Edgeworth expansions for slow-fast systems with finite time scale separation

TL;DR

This paper develops Edgeworth expansions to improve the approximation of slow-fast systems' behavior beyond the classical Gaussian limit, using a semi-group formalism and diagrammatic methods to account for finite time scale separation.

Contribution

It introduces a novel semi-group and diagrammatic approach to derive higher-order corrections for slow-fast systems with finite time scale separation.

Findings

Explicit formulas for first two correction orders

Numerical simulations confirm analytical predictions

Method improves classical homogenization results

Abstract

We derive Edgeworth expansions that describe corrections to the Gaussian limiting behaviour of slow-fast systems.
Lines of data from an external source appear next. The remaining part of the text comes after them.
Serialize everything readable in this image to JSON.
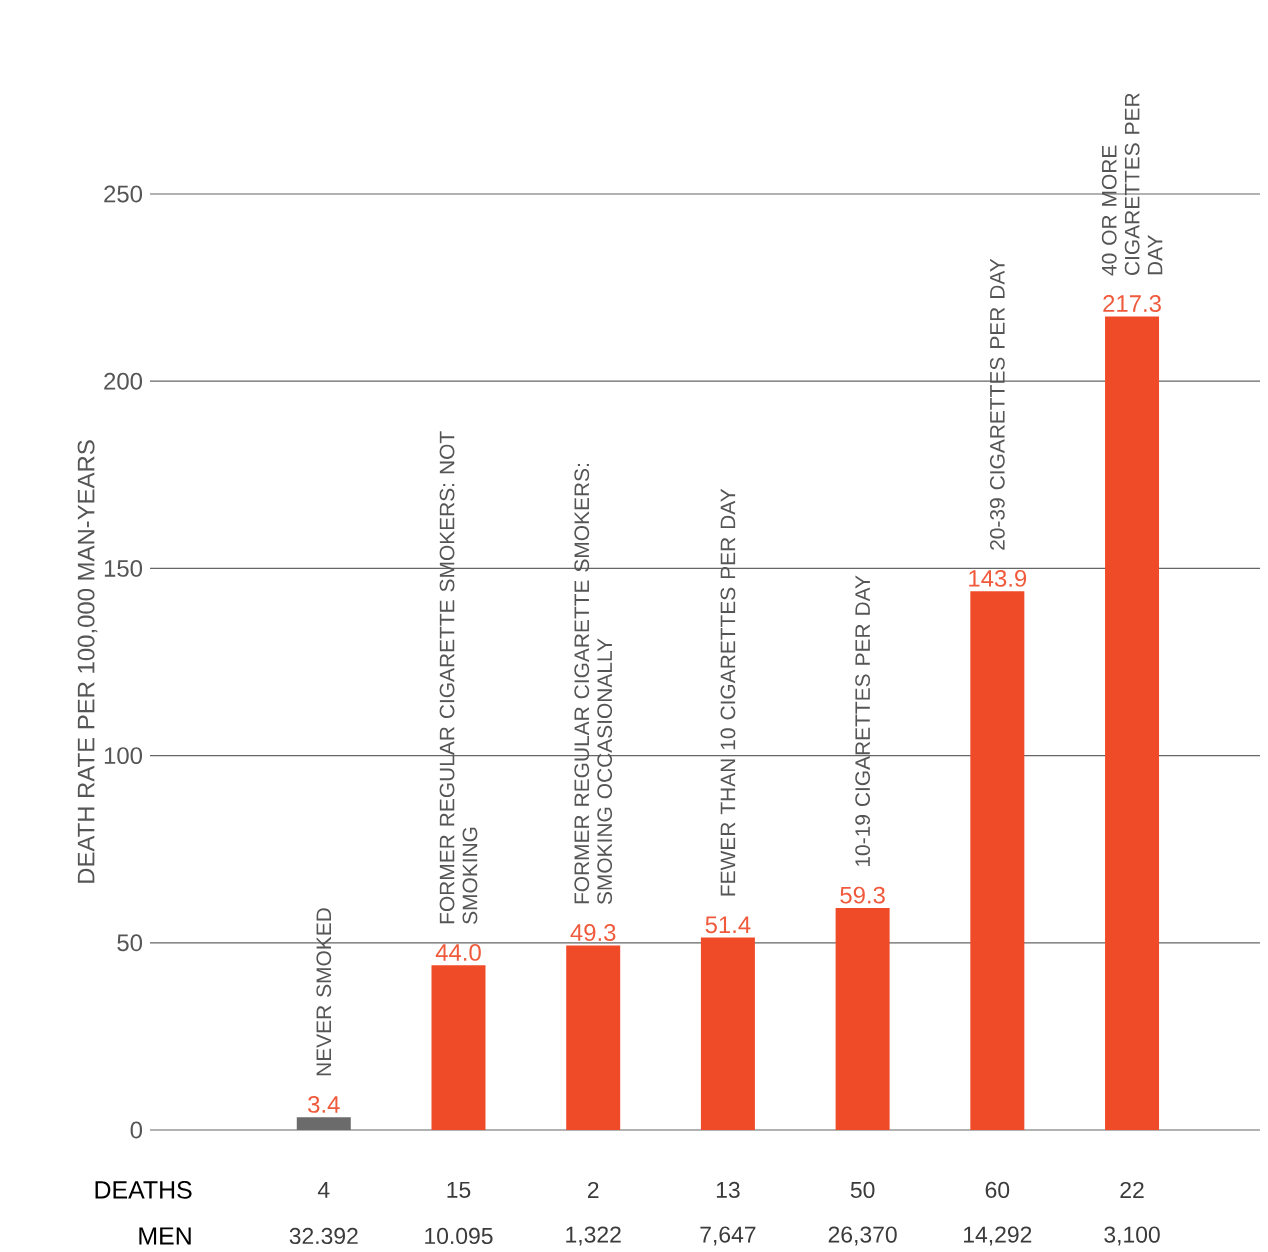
{
  "chart_data": {
    "type": "bar",
    "ylabel": "DEATH RATE PER 100,000 MAN-YEARS",
    "categories": [
      "NEVER SMOKED",
      "FORMER REGULAR CIGARETTE SMOKERS: NOT SMOKING",
      "FORMER REGULAR CIGARETTE SMOKERS: SMOKING OCCASIONALLY",
      "FEWER THAN 10 CIGARETTES PER DAY",
      "10-19 CIGARETTES PER DAY",
      "20-39 CIGARETTES PER DAY",
      "40 OR MORE CIGARETTES PER DAY"
    ],
    "values": [
      3.4,
      44.0,
      49.3,
      51.4,
      59.3,
      143.9,
      217.3
    ],
    "value_labels": [
      "3.4",
      "44.0",
      "49.3",
      "51.4",
      "59.3",
      "143.9",
      "217.3"
    ],
    "colors": [
      "#6b6b6b",
      "#f04b28",
      "#f04b28",
      "#f04b28",
      "#f04b28",
      "#f04b28",
      "#f04b28"
    ],
    "ylim": [
      0,
      250
    ],
    "yticks": [
      0,
      50,
      100,
      150,
      200,
      250
    ],
    "grid": "y",
    "annotations": [
      "DEATHS",
      "4",
      "15",
      "2",
      "13",
      "50",
      "60",
      "22",
      "MEN",
      "32.392",
      "10.095",
      "1,322",
      "7,647",
      "26,370",
      "14,292",
      "3,100"
    ]
  }
}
The Edgeworth expansion is achieved using a semi-group formalism for the transfer operator, where a Duhamel-Dyson series is used to asymptotically determine the corrections at any desired order of the time scale parameter $\varepsilon$. The corrections involve integrals over higher-order auto-correlation functions. We develop a diagrammatic representation of the series to control the combinatorial wealth of the asymptotic expansion in $\varepsilon$ and provide explicit expressions for the first two orders. At a formal level, the expressions derived are valid in the case when the fast dynamics is stochastic as well as when the fast dynamics is entirely deterministic. We corroborate our analytical results with numerical simulations and show that our method provides an improvement on the classical homogenization limit which is restricted to the limit of infinite time scale separation.